La 5e édition des Recommandations canadiennes pour les pratiques optimales de soins de l’AVC sur Réadaptation post-AVC (2015) est publiée dans l’International Journal of Stroke et est accessible en ligne gratuitement. Afin d’accéder aux recommandations spécifiques pour : Évaluation et prise en charge de la dysphagie et de la malnutrition après un AVC, et tous les autres chapitres des recommandations sur Réadaptation post-AVC, veuillez cliquer sur ce lien, qui vous dirigera vers les recommandations en ligne dans l’Internal Journal of Stroke : http://journals.sagepub.com/doi/pdf/10.1177/1747493016643553

Pour la version française de ces recommandations, veuillez consulter l’annexe en cliquant sur le lien suivant : http://wso.sagepub.com/content/suppl/2016/04/18/1747493016643553.DC1/Stroke_Rehabilitation_2015_IJS_Manuscript_FINAL_FRENCH.pdf

Tous les autres renseignements connexes, y compris les indicateurs de rendement, les ressources de mise en l’œuvre, les résumés des données probantes et les références, sont accessibles au www.pratiquesoptimales.ca, et non pas sur le site de l’International Journal of Stroke. Veuillez cliquer sur les sections appropriées de notre site Web pour le contenu additionnel.

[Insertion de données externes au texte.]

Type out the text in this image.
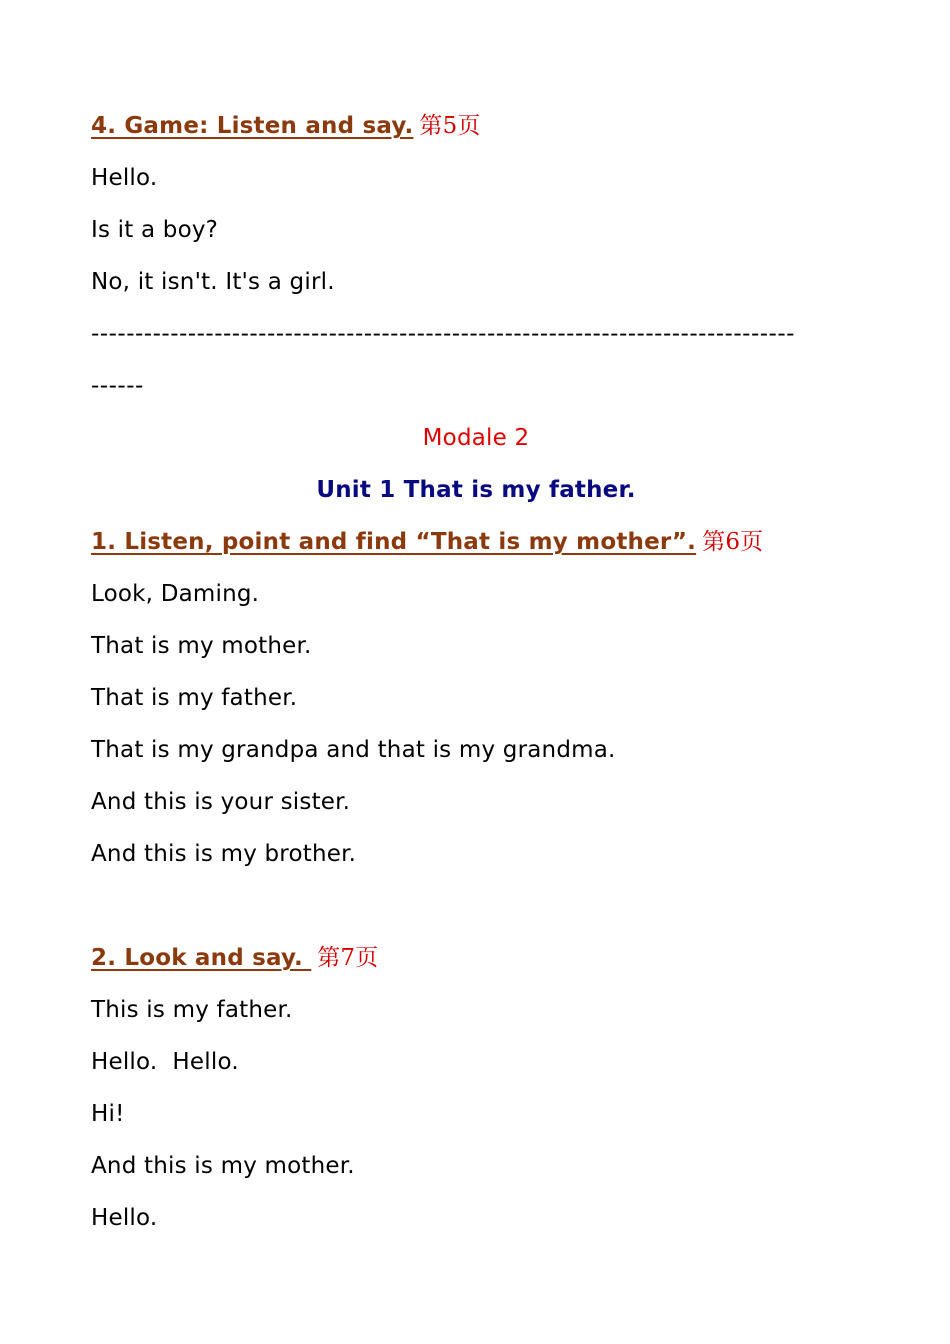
4. Game: Listen and say. 第5页
Hello.
Is it a boy?
No, it isn't. It's a girl.
--------------------------------------------------------------------------------
------
Modale 2
Unit 1 That is my father.
1. Listen, point and find “That is my mother”. 第6页
Look, Daming.
That is my mother.
That is my father.
That is my grandpa and that is my grandma.
And this is your sister.
And this is my brother.
2. Look and say. 第7页
This is my father.
Hello.  Hello.
Hi!
And this is my mother.
Hello.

7.1 Dysphagie (Correction June 2016)

  1. Les patients devraient subir une évaluation visant à déceler des troubles de la déglutition dès qu’ils sont alertes et aptes à subir des essais par voie orale (p. ex., médicaments, aliments, liquide). Elle doit être effectuée par un professionnel ayant reçu une formation appropriée à l’aide d’un outil de dépistage validé [niveau de preuve B]. Voir l’annexe, tableau 3 : Outils de dépistage et d’évaluation de la dysphagie selon les Recommandations canadiennes pour les pratiques optimales de soins de l’AVC pour obtenir de plus amples renseignements.
  2. Les résultats anormaux au dépistage initial ou subséquent de la dysphagie devraient donner lieu à une orientation vers les services d’un spécialiste de la dysphagie, de préférence un orthophoniste pour une évaluation plus approfondie et une meilleure prise en charge de l’aptitude à avaler au chevet du patient [niveau de preuve B].
    1. Si un orthophoniste n’est pas disponible, il convient d’orienter les services vers un ergothérapeute, nutritionniste-diététiste ou autre clinicien expert en dysphagie [niveau de preuve C].
    2. Un plan de prise en charge personnalisé devrait être élaboré en tenant compte du traitement de la dysphagie, des besoins alimentaires et des plans de nutrition particulière [niveau de preuve B].
Justification

Les estimations de l’incidence de la dysphagie associée à l’AVC qui sont publiées fluctuent entre 19 % et 65 % dans la phase aiguë de l’AVC, en fonction du site de la lésion, du temps écoulé et du choix de la technique d’évaluation. La dysphagie est cliniquement importante parce qu’elle est associée à des taux de mortalité et de complications plus élevés, notamment de pneumonie. Le risque de pneumonie est considéré comme étant trois fois plus grand en présence de dysphagie. La pneumonie en raison d’un AVC est relativement fréquente, soit de 5 % à 26 %, en fonction des critères de diagnostic.

Exigences pour le système

Pour une bonne prise en charge de la dysphagie et de la malnutrition post-AVC, l’organisme doit :

  • Élaborer et présenter des programmes éducatifs pour former le personnel concerné afin qu’il puisse procéder à un dépistage initial des problèmes de déglutition chez les patients ayant survécu à un AVC. Il peut s’agir de membres du personnel du continuum de soins : services des urgences, services de soins actifs, établissements de réadaptation et de soins de longue durée, et programmes communautaires.
  • Assurer l’accès à des professionnels de la santé ayant reçu une formation appropriée, notamment aux orthophonistes, ergothérapeutes et diététistes qui peuvent effectuer des évaluations approfondies et recommander des mesures de prise en charge appropriées pour la prévention de la malnutrition et de l’aspiration.
Indicateurs de rendement
  1. Proportion des patients avec AVC pour qui une évaluation initiale de la dysphagie à l’urgence ou à l’admission à l’hôpital a été documentée (prioritaire).
  2. Proportion des patients avec AVC qui ont échoué le dépistage initial de la dysphagie et qui ont ensuite été évalués par un orthophoniste, un ergothérapeute, un diététiste ou un autre professionnel de la santé ayant reçu une formation appropriée.
  3. Délai médian en minutes entre l’arrivée du patient à l’urgence et le dépistage initial de la dysphagie par un clinicien qui a reçu une formation à cet effet.
  4. Incidence de la malnutrition sur les patients admis à l’hôpital en raison d’un AVC entraînant des retards dans les congés.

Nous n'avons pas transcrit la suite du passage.